I was at a talk a few years ago given by a manufacturer of propolis products for humans. Their testing (in the UK) showed all propolis samples to contain lead. The govt demanded either they remove the lead before selling, or the govt would mandate it be done. As far as I know, the name brand stuff is all dissolved in alcohol and filtered many, many times before being sold for human use.
deknow
Ok. So it was a manufacturer of propolis products that told everyone else (in a round about way) that ALL propolis (that THEY had tested....probably one sample....their own) contained lead. I bet a few beekeepers decided based on those tidbits to forget about propolis. Makes you wonder about why they would mention lead.

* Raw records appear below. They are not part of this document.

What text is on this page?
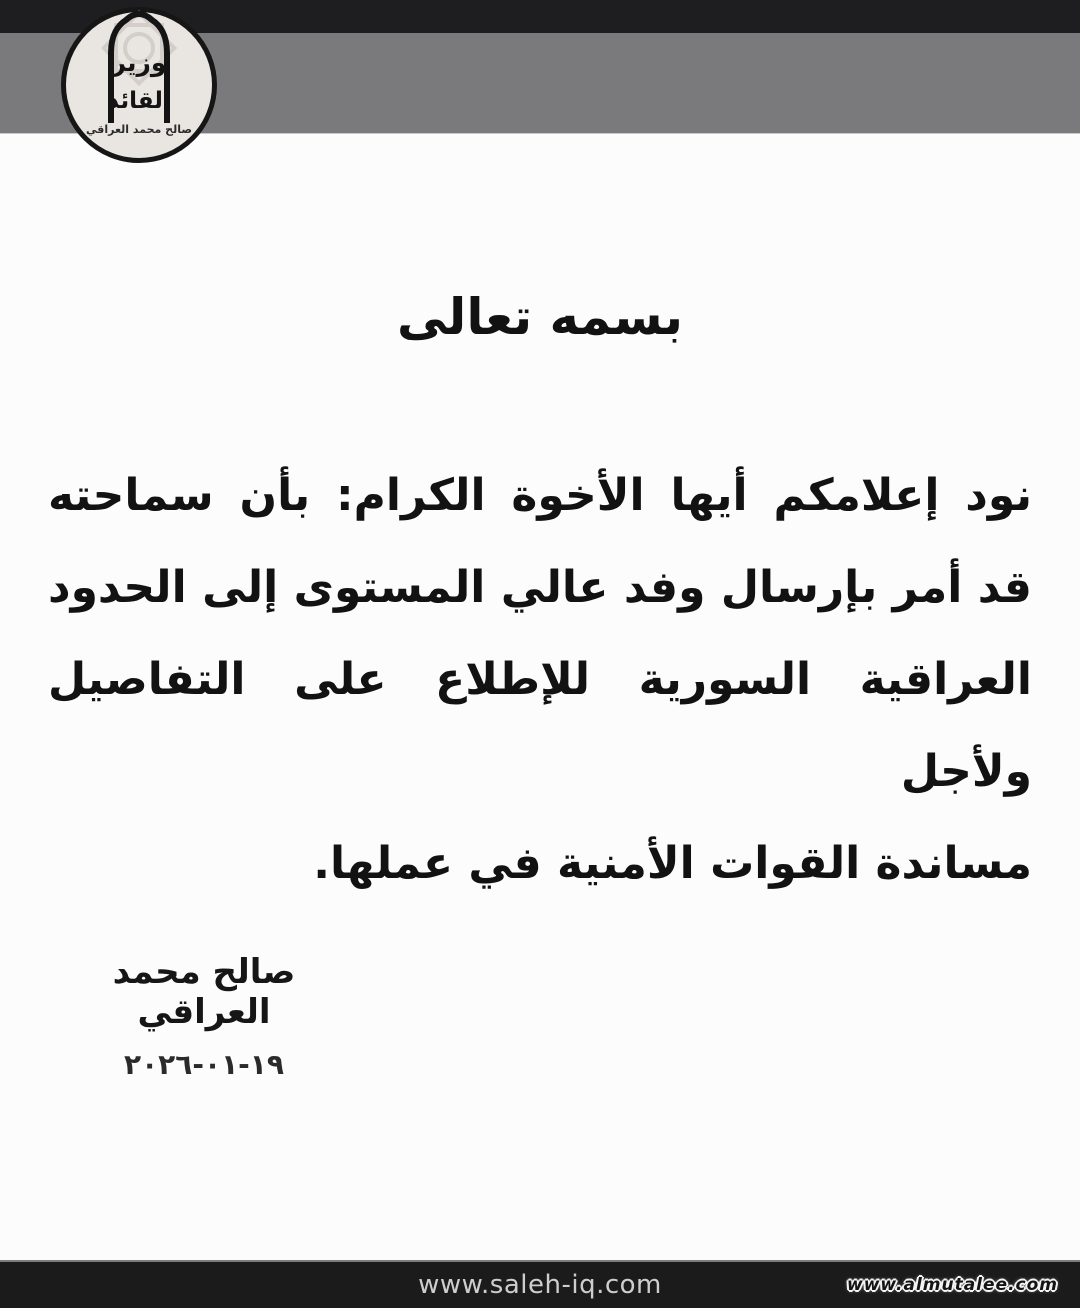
وزير
القائد
صالح محمد العراقي
بسمه تعالى
نود إعلامكم أيها الأخوة الكرام: بأن سماحته
قد أمر بإرسال وفد عالي المستوى إلى الحدود
العراقية السورية للإطلاع على التفاصيل ولأجل
مساندة القوات الأمنية في عملها.
صالح محمد العراقي
١٩-٠١-٢٠٢٦
www.saleh-iq.com	www.almutalee.com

They probably scraped the edges of painted boxes. Other than that, how could a pure product produced by bees contain lead. This is not the way to collect propolis. And I highly doubt the bees had lead in the propolis as they brought it into the hive.
Of course, they are not the only producer doing this. Anybody asking how to, or suggesting using water to clean the propolis of wood and wax, probably should not be producing it. If you need to freeze, crush, and use water to separate the junk, are they really producing propolis in a proper way? I would so no.
I sell propolis to two main buyers. They buy most of my propolis and I call when I have a few pounds. If I have some extra, I sell it by the quarter pound, for 48 dollars per pound. I sell all I can produce.
From the comments sent to me from buyers, they must buy some real crap from others. Because they say it is some of the best they have bought. And I don't do much to clean it beyond some bee legs and such. But I do not scrape the box edges to produce it.